Opéra national de Montpellier / Corum
- 6 avril 2012
la jeune et talentueuse violoniste allemande Arabella Steinbacher
© dr

Pour un amoureux de la musique, les merveilles qu’elle contient, le bonheur qu’elle peut offrir, la séduction qu’elle sait exercer sont encore transcendés quand ils sont l’occasion de découvrir une jeune interprète point encore arrivée dans le « peloton » de tête de son art, mais possédant à coup sûr toutes les qualités pour grimper les dernières marches. C’est le cas de la Munichoise Arabella Steinbacher [lire notre entretien], brune sur le programme, blonde sur la scène, et tirant d’enivrantes beautés de son violon… qui plus est un Stradivarius de 1716.
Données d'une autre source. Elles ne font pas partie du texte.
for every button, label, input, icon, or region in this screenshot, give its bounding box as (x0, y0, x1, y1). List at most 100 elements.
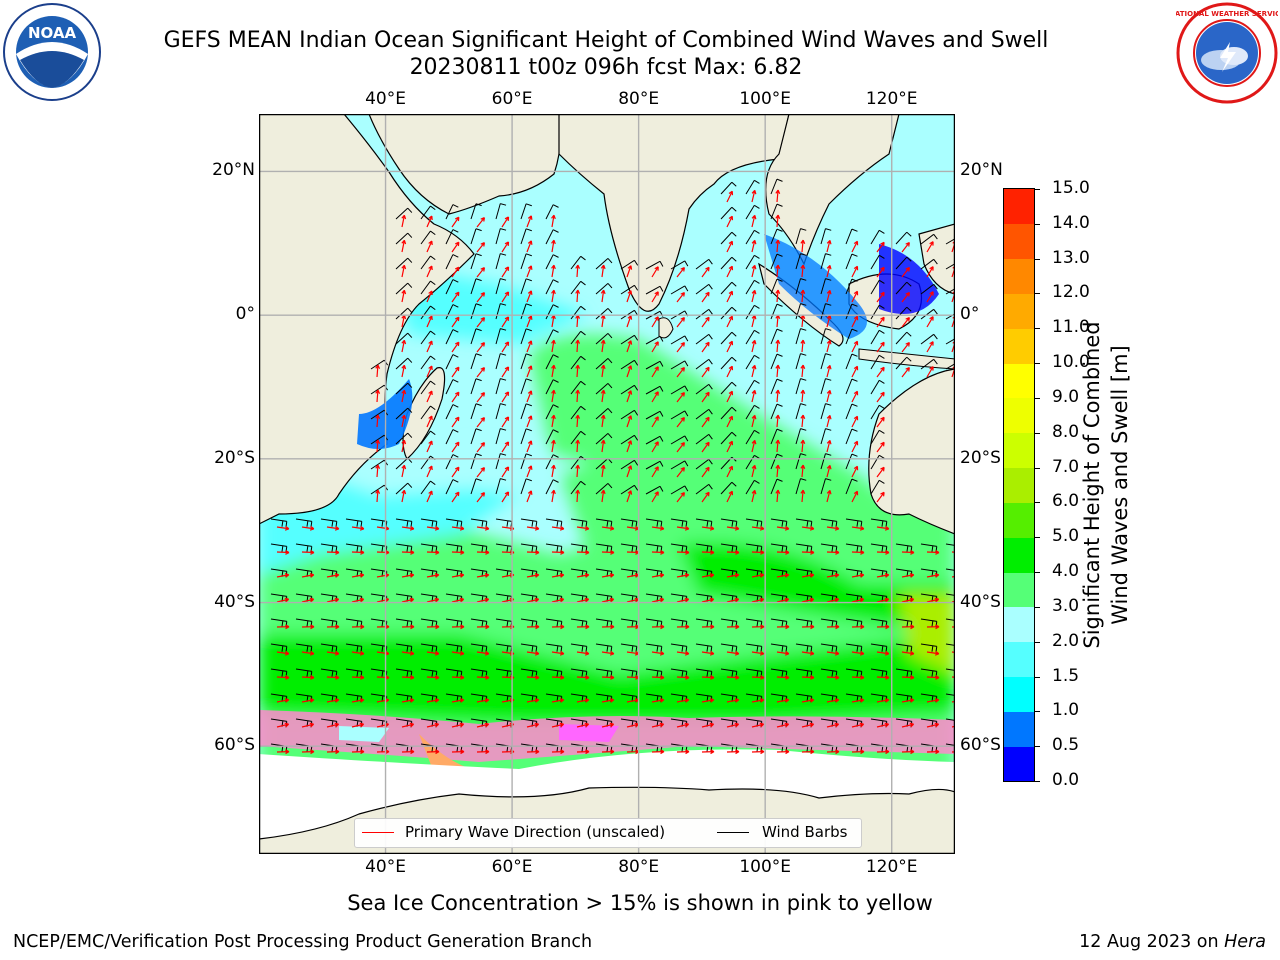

Un bonheur ne venant jamais seul, c’est bien connu, il s’agissait également d’écouter, voire de découvrir une partition peu connue, d’un compositeur qui ne l’est guère plus : le Concerto pour violon et orchestre en ré majeur Op.35 d’Erich Wolfgang Korngold.

D’abord, un enfant prodige, dans l’empire austro-hongrois finissant ; un jeune compositeur apprécié des Viennois, ensuite. Puis un proscrit que la montée du nazisme oblige à traverser l’Atlantique pour le Nouveau Monde. Enfin, un fournisseur habituel et doué de la Warner en musiques de film, de Captain Blood à Robin des Bois. Dans tout cela, il y a heureusement un postlude : la guerre achevée et gagnée, Korngold revint à la musique dite « classique » avec cette partition de 1947, dédiée à Alma Mahler.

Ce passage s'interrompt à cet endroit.